Museum Subway station, Toronto

Photo credit: author: Raysonho, license: public domain, wikipedia.org

 

Sinking

A recent study reveals two of five gender nonconforming or trans adults have attempted suicide at least once.

What just

happened:

(between leap
and gravity)

(between away
and return)

(between now
and never)

We all just need
to hold on.

Laurel Sproule

Photo credit: unknown

Featured Reader:
Laurel Sproule

Edmonton, AB

I read Oscar’s Salon because

I read Ocsar’s Salon to experience and learn from the magic woven by the writers who play with Oscar. I am amazed by the fluency of ideas, and images created in each segment. The images of a doily on a table and a notation on the front page of Orlando. I read to connect with writers I know, met during VMI 2015 and to be introduced to new ones.

Profile

Laurel Sproule lives and writes in Edmonton. She is a VMI 2015 alumni having worked with Cathleen With on her novel manuscript High Definition.
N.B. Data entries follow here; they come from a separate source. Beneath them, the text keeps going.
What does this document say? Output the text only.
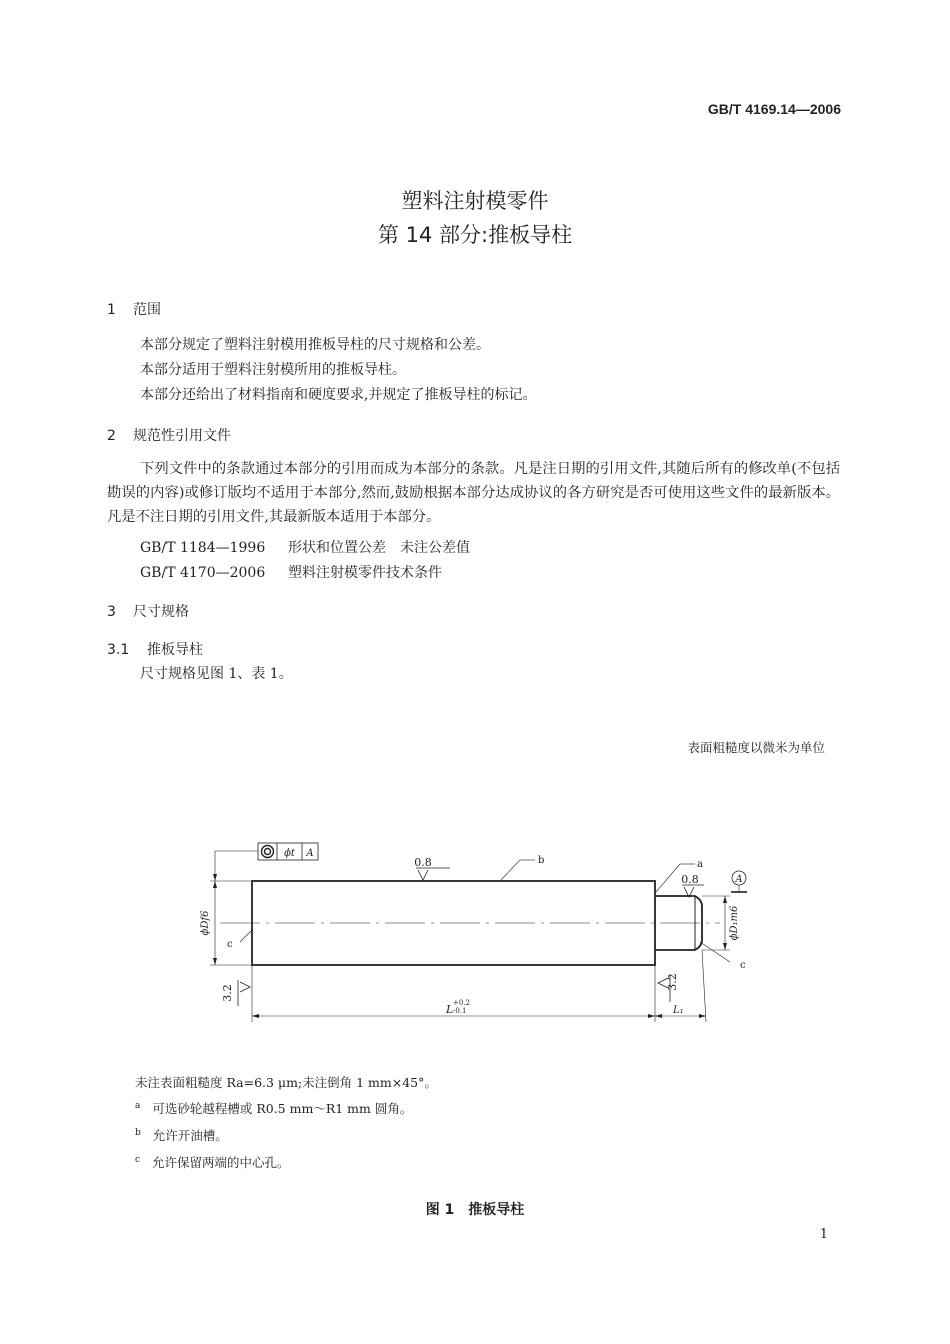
GB/T 4169.14—2006
塑料注射模零件
第 14 部分:推板导柱
1 范围
本部分规定了塑料注射模用推板导柱的尺寸规格和公差。
本部分适用于塑料注射模所用的推板导柱。
本部分还给出了材料指南和硬度要求,并规定了推板导柱的标记。
2 规范性引用文件
下列文件中的条款通过本部分的引用而成为本部分的条款。凡是注日期的引用文件,其随后所有的修改单(不包括勘误的内容)或修订版均不适用于本部分,然而,鼓励根据本部分达成协议的各方研究是否可使用这些文件的最新版本。凡是不注日期的引用文件,其最新版本适用于本部分。
GB/T 1184—1996 形状和位置公差　未注公差值
GB/T 4170—2006 塑料注射模零件技术条件
3 尺寸规格
3.1 推板导柱
尺寸规格见图 1、表 1。
表面粗糙度以微米为单位
0.8
0.8
3.2
3.2
b	a
c
c
ϕDf6	ϕD₁m6
A
ϕt A
L +0.2
-0.1	L₁
未注表面粗糙度 Ra=6.3 μm;未注倒角 1 mm×45°。
$^a$ 可选砂轮越程槽或 R0.5 mm～R1 mm 圆角。
$^b$ 允许开油槽。
$^c$ 允许保留两端的中心孔。
图 1　推板导柱
1
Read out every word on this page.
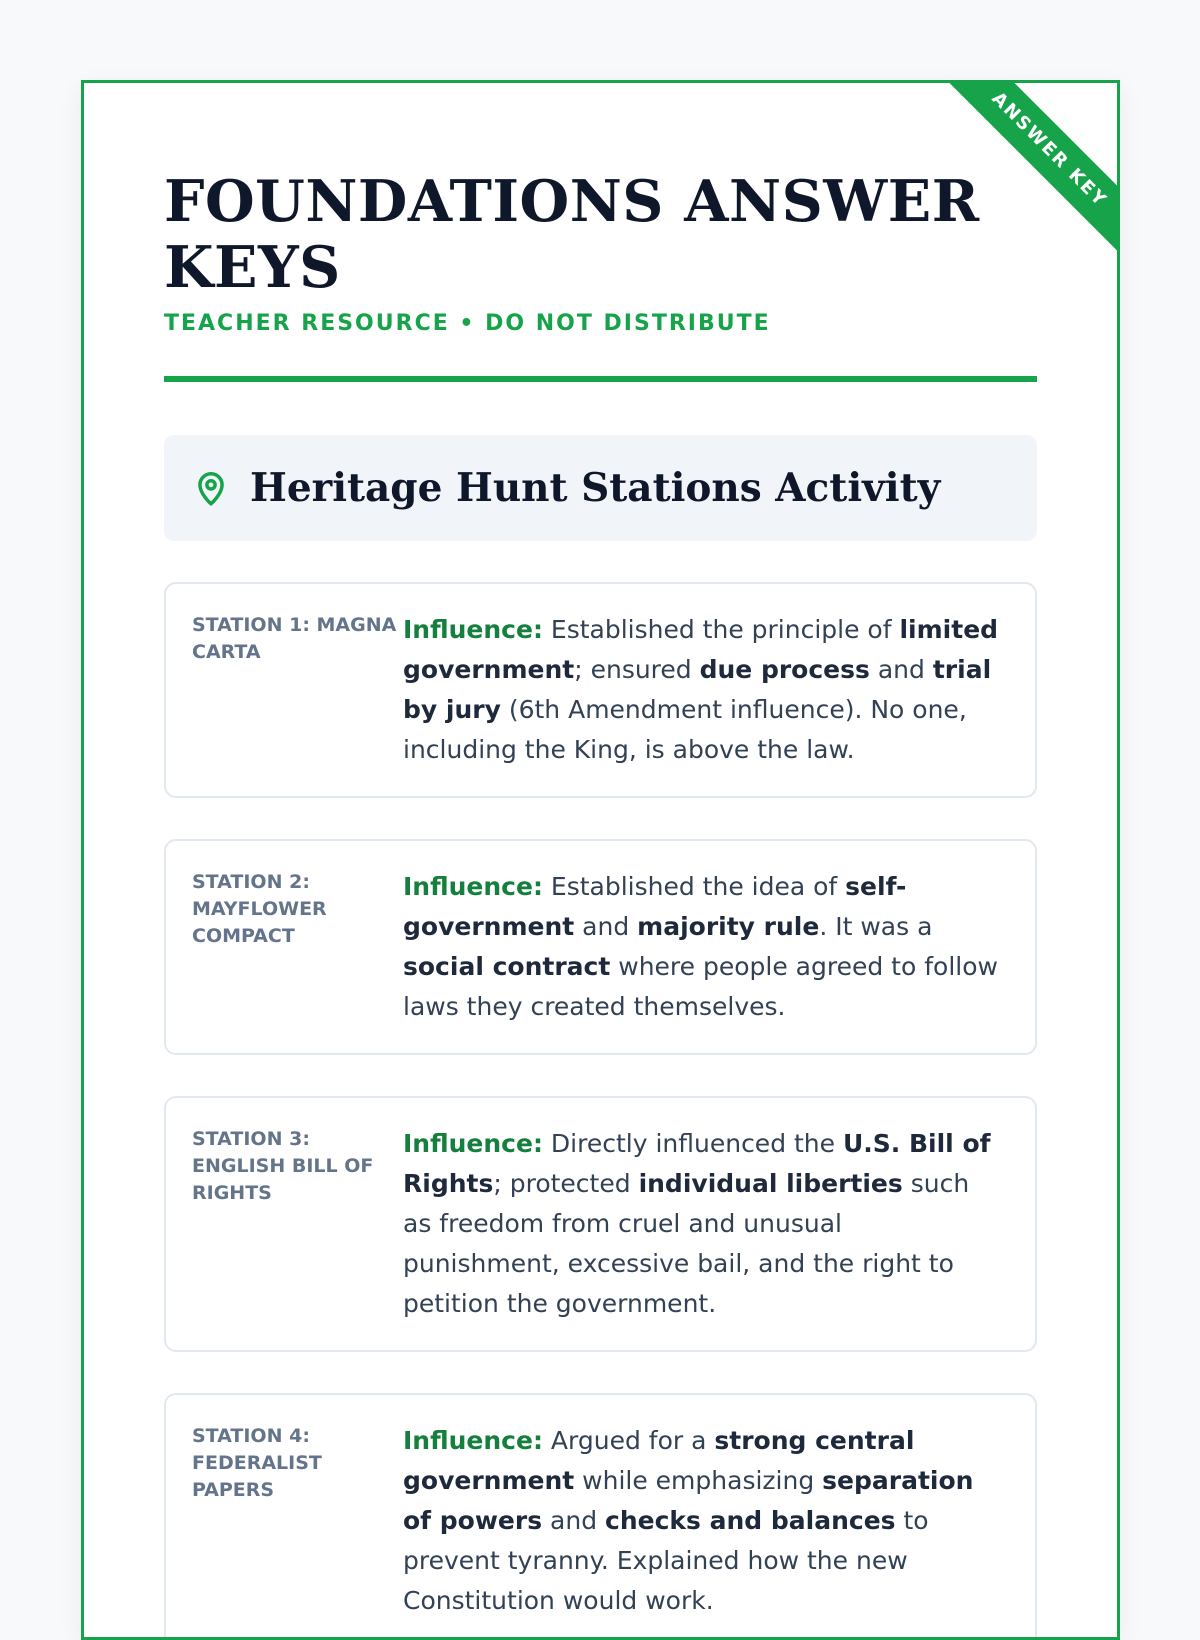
ANSWER KEY
FOUNDATIONS ANSWER KEYS
TEACHER RESOURCE • DO NOT DISTRIBUTE
Heritage Hunt Stations Activity
STATION 1: MAGNA CARTA
Influence: Established the principle of limited government; ensured due process and trial by jury (6th Amendment influence). No one, including the King, is above the law.
STATION 2: MAYFLOWER COMPACT
Influence: Established the idea of self-government and majority rule. It was a social contract where people agreed to follow laws they created themselves.
STATION 3: ENGLISH BILL OF RIGHTS
Influence: Directly influenced the U.S. Bill of Rights; protected individual liberties such as freedom from cruel and unusual punishment, excessive bail, and the right to petition the government.
STATION 4: FEDERALIST PAPERS
Influence: Argued for a strong central government while emphasizing separation of powers and checks and balances to prevent tyranny. Explained how the new Constitution would work.
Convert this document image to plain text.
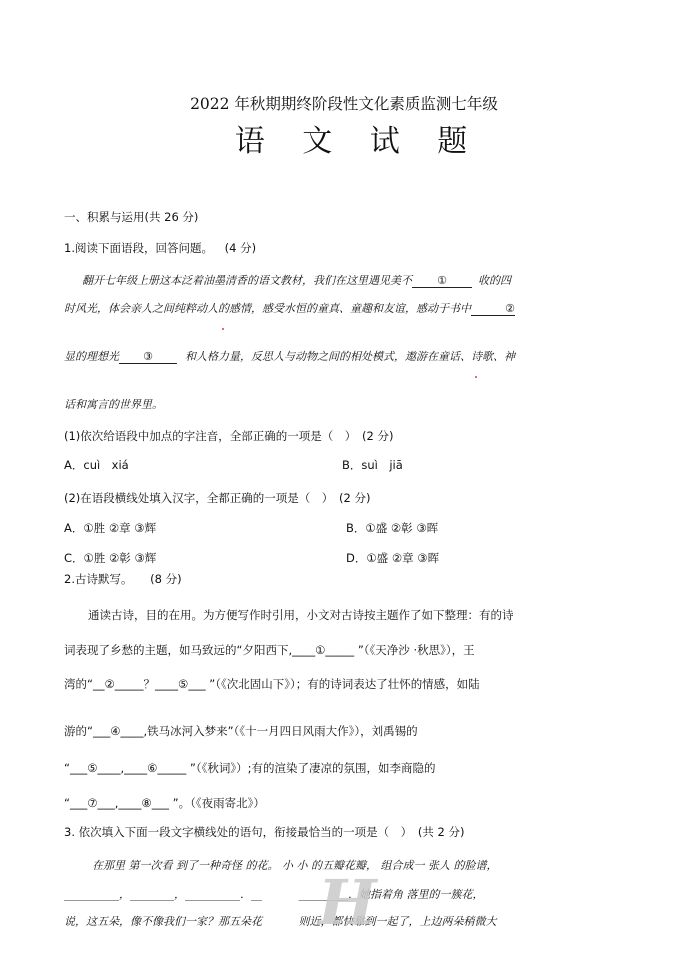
2022 年秋期期终阶段性文化素质监测七年级
语 文 试 题
一、积累与运用(共 26 分)
1.阅读下面语段，回答问题。 (4 分)
翻开七年级上册这本泛着油墨清香的语文教材，我们在这里遇见美不 ①	收的四
时风光，体会亲人之间纯粹动人的感情，感受水恒的童真、童趣和友谊，感动于书中	②
显的理想光 ③	和人格力量，反思人与动物之间的相处模式，遨游在童话、诗歌、神
话和寓言的世界里。
(1)依次给语段中加点的字注音，全部正确的一项是（　）　(2 分)
A．cuì　xiá	B．suì　jiā
(2)在语段横线处填入汉字，全都正确的一项是（　）　(2 分)
A．①胜 ②章 ③辉	B．①盛 ②彰 ③晖
C．①胜 ②彰 ③辉	D．①盛 ②章 ③晖
2.古诗默写。 (8 分)
通读古诗，目的在用。为方便写作时引用，小文对古诗按主题作了如下整理：有的诗
词表现了乡愁的主题，如马致远的“夕阳西下,____①_____ ”（《天净沙 ·秋思》），王
湾的“__②_____？____⑤___ ”（《次北固山下》）；有的诗词表达了壮怀的情感，如陆
游的“___④____,铁马冰河入梦来”（《十一月四日风雨大作》），刘禹锡的
“___⑤____,____⑥_____ ”（《秋词》）;有的渲染了凄凉的氛围，如李商隐的
“___⑦___,____⑧___ ”。（《夜雨寄北》）
3. 依次填入下面一段文字横线处的语句，衔接最恰当的一项是（　）　(共 2 分)
在那里 第一次看 到了一种奇怪 的花。 小 小 的五瓣花瓣， 组合成一 张人 的脸谱，
__________，________，__________．__　　　 _________．她指着角 落里的一簇花，
说，这五朵，像不像我们一家？那五朵花　　　 则近，都快靠到一起了，上边两朵稍微大
H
She recently completed the manuscript. Her writing appeared on the Banff centre website, in journals, most recently Room 38.2. Her screenplay Lift, filmed with support of the Alberta Foundation for the Arts, FAVA and Telus TV will be released in 2016, for which she was nominated a finalist in the 2016 Alberta Film and Television Awards (AMPIA) for Best Screenwriter, Drama Under 30 minutes: Lift, Loud Whisper Productions.